- Interactive map of The Meadows Casino & Hotel
- Location: Las Vegas Valley, Nevada; 36°9′29.7″N 115°6′51″W﻿ / ﻿36.158250°N 115.11417°W;
- Opened: 1931
- Closed: 1942
- Signature attractions: the Meadows Revue and the Meadow Larks band
- Casino type: Land
- Owner: Anthony Cornero Frank and Louis Stralla Alex Richmond Guido Marchetti, Frank Miller and Earl West Eddie Clippinger

= The Meadows Casino & Hotel =

Casino hotel in Nevada, United States

The Meadows Casino & Hotel ( The Meadows Club) was the first resort hotel-casino in the Las Vegas area, opening in 1931. The Meadows was located at Fremont Street and East Charleston Boulevard near the Boulder Highway, and outside the Las Vegas city limits. Its location was designed to attract workers and tourists from the Hoover Dam. The hotel had 30 to 50 rooms (accounts vary).
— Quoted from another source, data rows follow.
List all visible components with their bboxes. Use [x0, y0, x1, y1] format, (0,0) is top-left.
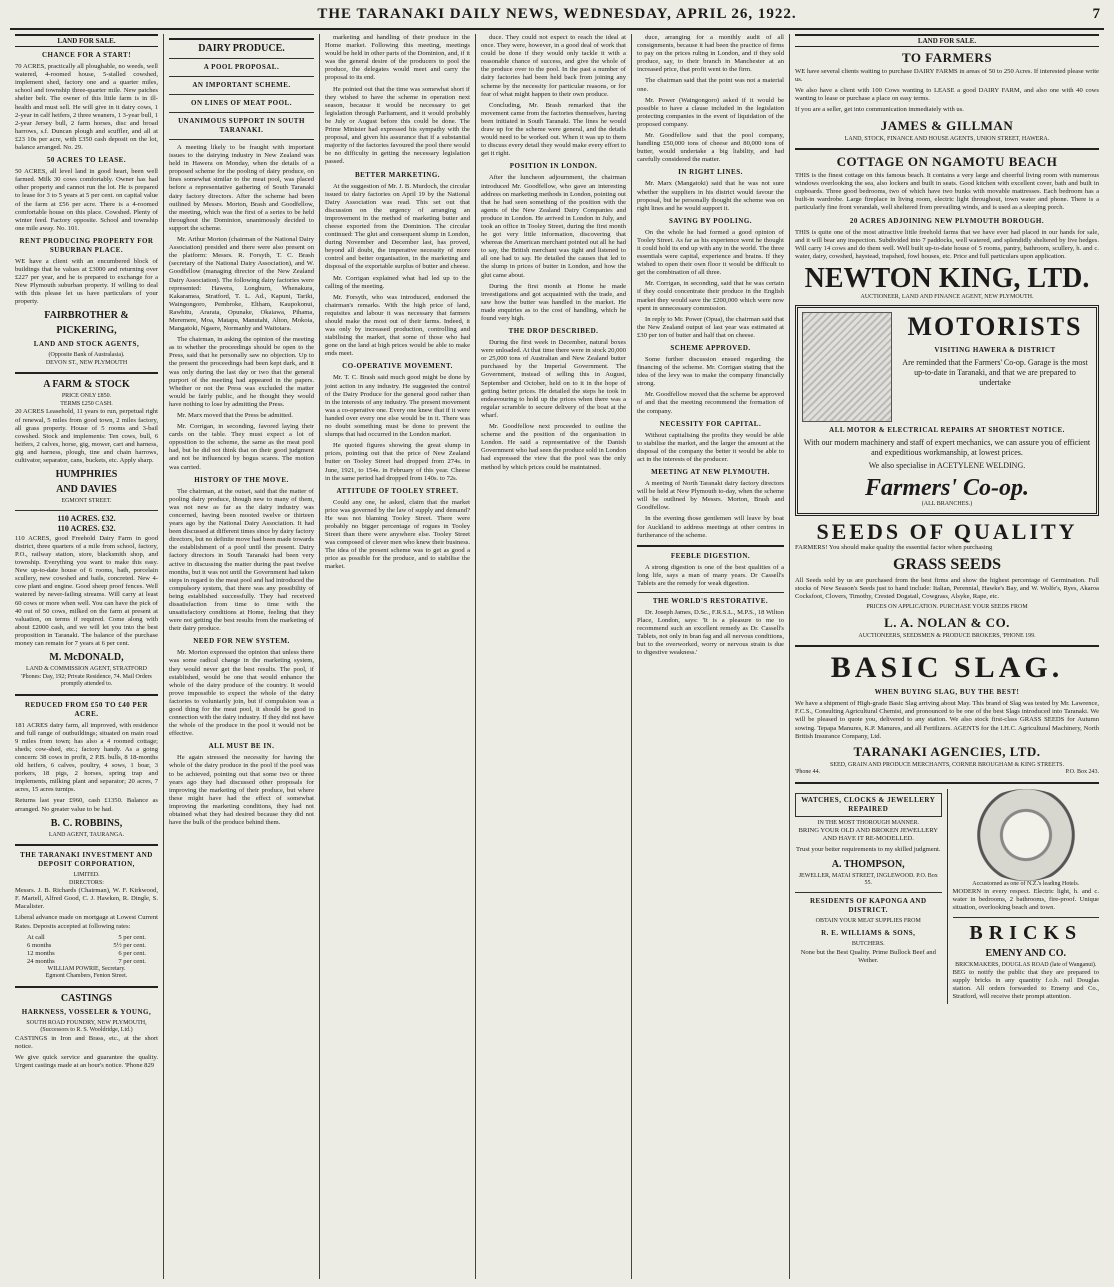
classified-ad: WE have a client with an encumbered block of buildings that he values at £3000 and returning over £227 per year, and he is prepared to exchange for a New Plymouth suburban property. If willing to deal with this please let us have particulars of your property. [15, 257, 158, 306]
article-paragraph: Mr. Corrigan, in seconding, said that he was certain if they could concentrate their produce in the English market they would save the £200,000 which were now spent in unnecessary commission. [637, 280, 784, 312]
divider [15, 844, 158, 846]
ad-heading: CHANCE FOR A START! [41, 51, 132, 60]
rate-row [15, 958, 158, 966]
firm-detail: LAND AND STOCK AGENTS, [33, 340, 140, 349]
rate-value: 5 per cent. [118, 933, 146, 941]
rate-row [15, 942, 158, 950]
article-paragraph: Dr. Joseph James, D.Sc., F.R.S.L., M.P.S., 18 Wilton Place, London, says: 'It is a pleasure to me to recommend such an excellent remedy as Dr. Cassell's Tablets, not only in bran fag and all nervous conditions, but to the overworked, worry or nervous strain is due to digestive weakness.' [637, 608, 784, 657]
article-paragraph: Mr. Corrigan explained what had led up to the calling of the meeting. [325, 274, 470, 290]
firm-detail: AUCTIONEERS, SEEDSMEN & PRODUCE BROKERS, 'PHONE 199. [858, 632, 1036, 639]
article-paragraph: He again stressed the necessity for having the whole of the dairy produce in the pool if the pool was to be achieved, pointing out that some two or three years ago they had discussed other proposals for improving the marketing of their produce, but where these might have had the effect of somewhat improving the marketing conditions, they had not obtained what they had desired because they did not have the bulk of the produce behind them. [169, 754, 314, 827]
firm-detail: EGMONT STREET. [61, 498, 112, 505]
firm-detail: PRICES ON APPLICATION. PURCHASE YOUR SEEDS FROM [866, 604, 1028, 611]
firm-name: TARANAKI AGENCIES, LTD. [853, 743, 1041, 759]
column-ads [790, 34, 1104, 1279]
classified-ad: 70 ACRES, practically all ploughable, no weeds, well watered, 4-roomed house, 5-stalled cowshed, implement shed, factory one and a quarter miles, school and township three-quarter mile. New patches shelter belt. The owner of this little farm is in ill-health and must sell. He will give in it dairy cows, 1 2-year in calf heifers, 2 three weaners, 1 3-year bull, 1 2-year Jersey bull, 2 farm horses, disc and broad harrows, s.f. Duncan plough and scuffler, and all at £23 10s per acre, with £350 cash deposit on the lot, balance arranged. No. 29. [15, 63, 158, 152]
divider [795, 782, 1099, 784]
ad-heading: MOTORISTS [907, 312, 1083, 342]
acres-text: 110 ACRES. £32. [57, 523, 116, 533]
article-subhead: SAVING BY POOLING. [668, 216, 753, 225]
article-subhead: A POOL PROPOSAL. [203, 63, 280, 71]
ad-heading: RESIDENTS OF KAPONGA AND DISTRICT. [809, 896, 927, 914]
firm-detail: DEVON ST., NEW PLYMOUTH [45, 359, 128, 366]
article-subhead: ATTITUDE OF TOOLEY STREET. [336, 486, 459, 495]
article-paragraph: At the suggestion of Mr. J. B. Murdoch, the circular issued to dairy factories on April 19 by the National Dairy Association was read. This set out that discussion on the urgency of arranging an improvement in the method of marketing butter and cheese exported from the Dominion. The circular continued: The glut and consequent slump in London, during November and December last, has proved, beyond all doubt, the imperative necessity of more control and better organisation, in the marketing and disposal of the exportable surplus of butter and cheese. [325, 182, 470, 271]
classified-ad: Trust your better requirements to my skilled judgment. [796, 846, 941, 854]
firm-name: Farmers' Co-op. [864, 475, 1029, 502]
firm-detail: (Opposite Bank of Australasia). [48, 352, 125, 359]
article-paragraph: The chairman said that the point was not a material one. [637, 77, 784, 93]
section-heading: LAND FOR SALE. [795, 34, 1099, 47]
motorists-ad [795, 305, 1099, 516]
article-paragraph: A meeting likely to be fraught with important issues to the dairying industry in New Zealand was held in Hawera on Monday, when the details of a proposed scheme for the pooling of dairy produce, on lines somewhat similar to the meat pool, was placed before a representative gathering of South Taranaki dairy factory directors. After the scheme had been outlined by Messrs. Morton, Brash and Goodfellow, the meeting, which was the first of a series to be held throughout the Dominion, unanimously decided to support the scheme. [169, 144, 314, 232]
article-subhead: NEED FOR NEW SYSTEM. [193, 637, 290, 646]
ad-subheading: WHEN BUYING SLAG, BUY THE BEST! [874, 688, 1020, 697]
article-paragraph: Some further discussion ensued regarding the financing of the scheme. Mr. Corrigan stating that the idea of the levy was to make the company financially strong. [637, 356, 784, 388]
article-paragraph: Mr. Forsyth, who was introduced, endorsed the chairman's remarks. With the high price of land, requisites and labour it was necessary that farmers should make the most out of their farms. Indeed, it was only by increased production, controlling and stabilising the market, that some of those who had gone on the land at high prices would be able to make ends meet. [325, 293, 470, 358]
article-paragraph: Could any one, he asked, claim that the market price was governed by the law of supply and demand? He was not blaming Tooley Street. There were probably no bigger percentage of rogues in Tooley Street than there were anywhere else. Tooley Street was composed of clever men who knew their business. The idea of the present scheme was to get as good a price as possible for the produce, and to stabilise the market. [325, 498, 470, 571]
divider [795, 892, 942, 893]
article-subhead: FEEBLE DIGESTION. [670, 551, 751, 560]
article-headline: DAIRY PRODUCE. [169, 38, 314, 54]
column-1 [10, 34, 164, 1279]
article-paragraph: On the whole he had formed a good opinion of Tooley Street. As far as his experience went he thought it could hold its end up with any in the world. The three essentials were capital, experience and brains. If they wished to open their own floor it would be difficult to get the combination of all three. [637, 228, 784, 277]
article-paragraph: The chairman, at the outset, said that the matter of pooling dairy produce, though new to many of them, was not new as far as the dairy industry was concerned, having been mooted twelve or thirteen years ago by the National Dairy Association. It had been discussed at different times since by dairy factory directors, but no definite move had been made towards the establishment of a pool until the present. Dairy factory directors in South Taranaki had been very active in discussing the matter during the past twelve months, but it was not until the Government had taken steps in regard to the meat pool and had introduced the compulsory system, that there was any possibility of being established successfully. They had received dissatisfaction from time to time with the unsatisfactory conditions at Home, feeling that they were not getting the best results from the marketing of their dairy produce. [169, 487, 314, 633]
firm-name: L. A. NOLAN & CO. [884, 614, 1010, 630]
classified-ad: Liberal advance made on mortgage at Lowest Current Rates. Deposits accepted at following rates: [15, 914, 158, 930]
classified-ad: All Seeds sold by us are purchased from the best firms and show the highest percentage of Germination. Full stocks of New Season's Seeds just to hand include: Italian, Perennial, Hawke's Bay, and W. Wolfe's, Ryes, Akaroa Cocksfoot, Clovers, Timothy, Crested Dogstail, Cowgrass, Alsyke, Rape, etc. [795, 577, 1099, 601]
firm-detail: SOUTH ROAD FOUNDRY, NEW PLYMOUTH, [26, 1019, 147, 1026]
rate-term: 12 months [27, 949, 55, 957]
article-paragraph: Mr. Power (Waingongoro) asked if it would be possible to have a clause included in the legislation protecting companies in the event of liquidation of the proposed company. [637, 96, 784, 128]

The hotel-casino operated a nightclub, featuring the Meadows Revue and the Meadow Larks band. It also had a landing strip for small airplanes.

==History==
In early 1931, Nevada governor Fred B. Balzar signed into law Assembly Bill 98, which legalized gambling, and the Meadows was one of the first casinos to open after legalization. The Meadows was owned by Frank and Louis Stralla and opened on May 2, 1931. They sold the hotel in July 1931 to Alex Richmond. In September 1931, a fire broke out at the hotel and because it was outside the Las Vegas city limits, the Las Vegas city fire department refused to fight the fire.

The casino was leased in 1932 to Guido Marchetti, Frank Miller and Earl West. Then, in 1935, the property was sold to Dave Stearns, Sam Stearns and Larry Potter. The Meadows later became a house of prostitution, operated by Eddie Clippinger. The Meadows was closed down in 1942 by the federal government under provisions of the May Act, as it was near Las Vegas Army Airfield. It later caught on fire and was demolished.

==Afterward==
Tony Cornero later owned the gambling ships SS Rex and SS Tango, in the late 1930s, and SS Lux, in 1946, operating off the coast of Southern California. All three ships were eventually shut down by the government. In 1945, Cornero also briefly owned the S.S. Rex Club on the ground floor of the Apache Hotel in Downtown Las Vegas (now the site of Binion's Gambling Hall and Hotel). He was developing the Stardust Resort and Casino when he died in 1955 while playing craps at the Desert Inn.

Eddie Clippinger and his wife, Roxie Clippinger, later operated Roxie's, a well known bordello in the Formyle (originally Four Mile) section of Las Vegas on the Boulder Highway. In 1954, the federal government shut it down. The Las Vegas Sun newspaper reported on the political corruption surrounding the operation of Roxies. Glen Jones, the Sheriff of Clark County, filed a $1 million libel lawsuit against Las Vegas Sun owner Hank Greenspun, but later withdrew the lawsuit. In a reelection bid that year, Jones finished last in a field of five candidates and lost the office he had held for 12 years.